Ale teraz ma nadejść wielki czas szukania dla tych wszystkich milionów, które są zupełnie zgubione w śmierci, żeby ludzie ci byli znalezieni i zbawieni. A gdzie zostaną oni znalezieni? Wbrew przeciwnym teoriom ludzkim Pismo Święte jasno naucza, że w śmierci istota ludzka ulega rozkładowi, że niszczeje, jest wymazywana z egzystencji i nigdzie nie można jej znaleźć. Mając ten fakt na uwadze, moglibyśmy zapytać razem z prorokiem Ijobem: „Gdy człowiek umiera, czy znowu ożyje?”. Coś takiego wydaje się ludziom całkiem niemożliwe, ale „dlaczego uważacie za rzecz nie do wiary, że Bóg wzbudza umarłych?” (Dz. Ap. 26:8). Ten, który potrafił stworzyć, może też odtworzyć tych całkowicie zniszczonych. Przez proroka Izajasza Pan mówi o restytucji jako o nowym stworzeniu: „Oto Ja stworzę nowe niebo i nową ziemię” – nie fizyczną ziemię, bo ta trwa na wieki (Kazn. 1:4) – lecz odtworzona ma być ludzkość. I Pan mówi: „Będą się radować i weselić po wszystkie czasy z tego, co Ja stworzę” (Iz. 65:17,18). Tego, że przywrócone i odtworzone istoty rozpoznają siebie i swoich bliźnich, których wcześniej znali, bezsprzecznie dowodzą liczne wersety (Ezech. 16:61,63; 20:43; 36:31; Zach. 12:10; Ps. 22:28) oraz ilustrują te przykłady, w których umarli zostali do pewnego stopnia wskrzeszeni, jak Łazarz i inni.

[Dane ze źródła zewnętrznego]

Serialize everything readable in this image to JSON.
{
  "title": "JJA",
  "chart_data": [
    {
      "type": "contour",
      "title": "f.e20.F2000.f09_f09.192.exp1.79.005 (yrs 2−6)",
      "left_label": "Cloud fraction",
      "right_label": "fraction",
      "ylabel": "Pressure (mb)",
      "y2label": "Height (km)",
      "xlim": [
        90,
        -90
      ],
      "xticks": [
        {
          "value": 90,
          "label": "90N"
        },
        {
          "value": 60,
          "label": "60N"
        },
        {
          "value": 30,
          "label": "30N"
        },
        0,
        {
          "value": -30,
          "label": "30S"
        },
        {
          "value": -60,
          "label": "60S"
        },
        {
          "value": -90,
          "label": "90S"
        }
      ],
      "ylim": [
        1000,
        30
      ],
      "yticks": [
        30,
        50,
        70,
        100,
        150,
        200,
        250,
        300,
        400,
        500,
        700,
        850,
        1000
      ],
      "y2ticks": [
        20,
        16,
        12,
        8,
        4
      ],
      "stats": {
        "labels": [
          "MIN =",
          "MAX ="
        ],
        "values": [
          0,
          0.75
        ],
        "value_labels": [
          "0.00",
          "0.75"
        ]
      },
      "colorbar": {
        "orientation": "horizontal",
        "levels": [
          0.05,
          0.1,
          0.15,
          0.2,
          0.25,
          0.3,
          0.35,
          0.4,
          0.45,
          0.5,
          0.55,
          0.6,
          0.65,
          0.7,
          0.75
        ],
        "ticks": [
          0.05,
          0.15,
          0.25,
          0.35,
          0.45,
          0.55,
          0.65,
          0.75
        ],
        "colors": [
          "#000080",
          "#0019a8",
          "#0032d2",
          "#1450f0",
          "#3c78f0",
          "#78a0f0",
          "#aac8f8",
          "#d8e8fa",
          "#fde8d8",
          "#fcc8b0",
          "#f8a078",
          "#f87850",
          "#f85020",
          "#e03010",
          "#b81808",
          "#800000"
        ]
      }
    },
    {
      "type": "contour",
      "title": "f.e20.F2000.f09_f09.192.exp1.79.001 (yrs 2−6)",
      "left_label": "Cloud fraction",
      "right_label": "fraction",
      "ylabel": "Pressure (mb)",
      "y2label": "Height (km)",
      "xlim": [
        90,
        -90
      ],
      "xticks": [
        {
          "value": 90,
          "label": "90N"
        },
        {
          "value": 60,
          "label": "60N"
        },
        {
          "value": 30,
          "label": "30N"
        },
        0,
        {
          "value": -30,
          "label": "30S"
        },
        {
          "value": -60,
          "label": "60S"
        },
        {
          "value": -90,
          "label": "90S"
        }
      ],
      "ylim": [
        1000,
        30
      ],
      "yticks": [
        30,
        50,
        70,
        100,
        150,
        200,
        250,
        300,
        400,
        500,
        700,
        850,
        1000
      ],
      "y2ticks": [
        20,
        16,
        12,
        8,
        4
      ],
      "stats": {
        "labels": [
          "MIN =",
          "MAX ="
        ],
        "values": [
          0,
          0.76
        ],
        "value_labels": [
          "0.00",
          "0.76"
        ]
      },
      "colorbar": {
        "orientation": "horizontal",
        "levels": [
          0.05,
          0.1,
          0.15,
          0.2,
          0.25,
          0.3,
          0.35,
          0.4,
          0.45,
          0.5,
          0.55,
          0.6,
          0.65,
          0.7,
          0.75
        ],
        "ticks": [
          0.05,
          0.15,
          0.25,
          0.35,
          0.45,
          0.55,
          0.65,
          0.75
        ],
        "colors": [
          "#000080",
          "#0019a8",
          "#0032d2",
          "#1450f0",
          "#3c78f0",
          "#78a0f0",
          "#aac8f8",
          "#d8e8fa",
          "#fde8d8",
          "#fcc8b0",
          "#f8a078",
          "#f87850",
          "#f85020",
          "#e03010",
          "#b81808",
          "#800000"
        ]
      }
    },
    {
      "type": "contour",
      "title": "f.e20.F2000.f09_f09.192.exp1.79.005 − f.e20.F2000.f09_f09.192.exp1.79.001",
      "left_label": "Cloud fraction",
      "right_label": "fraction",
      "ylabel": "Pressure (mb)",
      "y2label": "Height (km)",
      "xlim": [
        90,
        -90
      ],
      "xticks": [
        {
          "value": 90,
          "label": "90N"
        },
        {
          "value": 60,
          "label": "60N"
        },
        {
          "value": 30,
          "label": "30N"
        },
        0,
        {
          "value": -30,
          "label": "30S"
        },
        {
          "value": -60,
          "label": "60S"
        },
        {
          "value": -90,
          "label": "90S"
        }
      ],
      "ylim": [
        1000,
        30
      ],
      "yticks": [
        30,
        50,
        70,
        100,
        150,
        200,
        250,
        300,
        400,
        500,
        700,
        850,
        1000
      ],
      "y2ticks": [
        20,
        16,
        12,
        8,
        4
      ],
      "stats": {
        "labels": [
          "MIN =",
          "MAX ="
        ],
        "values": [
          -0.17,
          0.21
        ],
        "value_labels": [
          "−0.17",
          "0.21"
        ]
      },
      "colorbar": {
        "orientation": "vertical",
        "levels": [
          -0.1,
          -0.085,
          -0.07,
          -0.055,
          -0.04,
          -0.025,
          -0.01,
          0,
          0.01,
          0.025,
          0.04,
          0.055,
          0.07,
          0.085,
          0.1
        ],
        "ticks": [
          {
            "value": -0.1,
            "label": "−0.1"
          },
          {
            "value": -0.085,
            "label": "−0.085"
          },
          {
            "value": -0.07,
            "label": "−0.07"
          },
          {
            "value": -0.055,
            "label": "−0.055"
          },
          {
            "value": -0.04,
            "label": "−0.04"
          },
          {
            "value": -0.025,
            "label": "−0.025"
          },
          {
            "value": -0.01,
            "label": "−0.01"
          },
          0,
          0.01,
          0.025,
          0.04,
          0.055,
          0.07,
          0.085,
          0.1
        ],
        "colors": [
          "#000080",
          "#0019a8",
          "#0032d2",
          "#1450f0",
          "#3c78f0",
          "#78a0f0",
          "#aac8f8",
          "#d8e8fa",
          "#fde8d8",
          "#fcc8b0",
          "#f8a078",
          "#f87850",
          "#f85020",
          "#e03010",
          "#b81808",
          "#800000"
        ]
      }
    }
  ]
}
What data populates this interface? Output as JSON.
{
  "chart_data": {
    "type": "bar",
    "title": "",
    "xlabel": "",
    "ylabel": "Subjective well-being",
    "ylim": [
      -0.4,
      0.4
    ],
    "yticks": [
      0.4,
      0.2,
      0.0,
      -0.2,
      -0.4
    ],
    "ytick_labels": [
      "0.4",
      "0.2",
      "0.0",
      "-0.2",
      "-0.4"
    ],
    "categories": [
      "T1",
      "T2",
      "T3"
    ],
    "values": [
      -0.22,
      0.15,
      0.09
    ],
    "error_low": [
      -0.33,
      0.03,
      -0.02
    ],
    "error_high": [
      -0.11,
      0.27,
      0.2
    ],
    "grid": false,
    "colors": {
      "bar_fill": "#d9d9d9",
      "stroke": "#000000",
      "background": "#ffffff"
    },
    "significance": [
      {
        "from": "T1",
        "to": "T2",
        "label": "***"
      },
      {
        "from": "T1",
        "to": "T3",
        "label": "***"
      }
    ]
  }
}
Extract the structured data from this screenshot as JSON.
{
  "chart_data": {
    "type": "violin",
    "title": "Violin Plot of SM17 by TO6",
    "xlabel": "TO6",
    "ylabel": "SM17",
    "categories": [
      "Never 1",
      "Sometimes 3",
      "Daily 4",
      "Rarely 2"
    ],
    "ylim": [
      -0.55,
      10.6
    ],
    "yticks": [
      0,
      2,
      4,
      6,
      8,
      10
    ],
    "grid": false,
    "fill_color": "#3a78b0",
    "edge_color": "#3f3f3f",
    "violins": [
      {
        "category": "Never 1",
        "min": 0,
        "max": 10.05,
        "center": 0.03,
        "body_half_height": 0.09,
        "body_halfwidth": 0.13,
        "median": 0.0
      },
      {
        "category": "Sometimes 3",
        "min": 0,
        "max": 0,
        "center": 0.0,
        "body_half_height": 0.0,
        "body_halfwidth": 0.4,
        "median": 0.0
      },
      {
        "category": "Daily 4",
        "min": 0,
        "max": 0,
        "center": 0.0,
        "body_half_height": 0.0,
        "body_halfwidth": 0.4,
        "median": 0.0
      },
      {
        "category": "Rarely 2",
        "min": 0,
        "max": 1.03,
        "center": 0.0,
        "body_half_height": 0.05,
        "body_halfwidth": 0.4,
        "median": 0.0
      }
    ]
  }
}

Ijob odpowiada bardzo jasno na nasze pytanie, gdy stwierdza: „Bo teraz w prochu ziemi się położę, a gdy mnie będziesz szukał [poranek zmartwychwstania albo restytucji], NIE BĘDZIE MNIE” (Ijoba 7:21) – będę zniszczony, wymazany z egzystencji. Niemniej jednak, choć unicestwiony w ten sposób, mówi: „Wtedy będziesz wołał, a ja ci odpowiem” (Ijoba 14:15). Podobnie jak Łazarz, na zawołanie Jezusa miliony zmarłych z ziemi wydostaną się, by istnieć. Dawid oznajmia tę samą prawdę, gdy powiada: „Ty znowu człowieka w proch obracasz i [potem] mówisz: Wracajcie, synowie ludzcy!”. A wraz z nim musimy powiedzieć: „Błogosław, duszo moja, Panu; On ratuje od zguby życie twoje” (Ps. 90:3, 103:1,4). Och, żeby tak cały świat mógł już teraz uświadomić sobie doniosłość znaczenia tych słów naszego Pana: „Przyszedł bowiem Syn Człowieczy, aby szukać i zbawić to, co zginęło”. Podczas pierwszego przyjścia wielką prawdą do uzmysłowienia było to, iż plan Boży rozwinął się dotychczas tak dalece, że obiecany Mesjasz rzeczywiście przyszedł, by zbawić ludzi poprzez swoją ofiarę; ale jeszcze bardziej chwalebne jest zdawać sobie obecnie sprawę z tego, że nasz Pan przychodzi po raz drugi, aby zastosować zyski z tej ofiary, aby zażądać i odnowić nabyte przez siebie posiadłości oraz rzeczywiście i kompletnie zbawić to, co zginęło.
Jako że stwierdziliśmy tym sposobem coś, co, jak wierzymy, jest nauką biblijną odnośnie zbawienia ludzi, odpowiemy teraz bardziej praktycznie na pytanie niektórych:
Co muszę zrobić, żeby być zbawionym?
Być może czytelnik już zauważył, że nie musi nic ROBIĆ. Wszystko, co było konieczne dla uzyskania waszego zbawienia, zostało wykonane dawno temu, zanim się urodziliście; w rezultacie zapewnionego odkupienia wszyscy ludzie, czy wiedzą o tym albo czy w to wierzą, czy też nie, mają być wzbudzeni do ponownego życia, mają być zbawieni od Adamowego potępienia. Bóg chce, aby wszyscy ludzie byli zbawieni; i chociaż mogli Go nigdy wcześniej nie poznać, On chce, by potem zostali przyprowadzeni do znajomości prawdy – o miłości Boga ujawnionej w podarowaniu Jego Syna jako naszej ceny okupowej.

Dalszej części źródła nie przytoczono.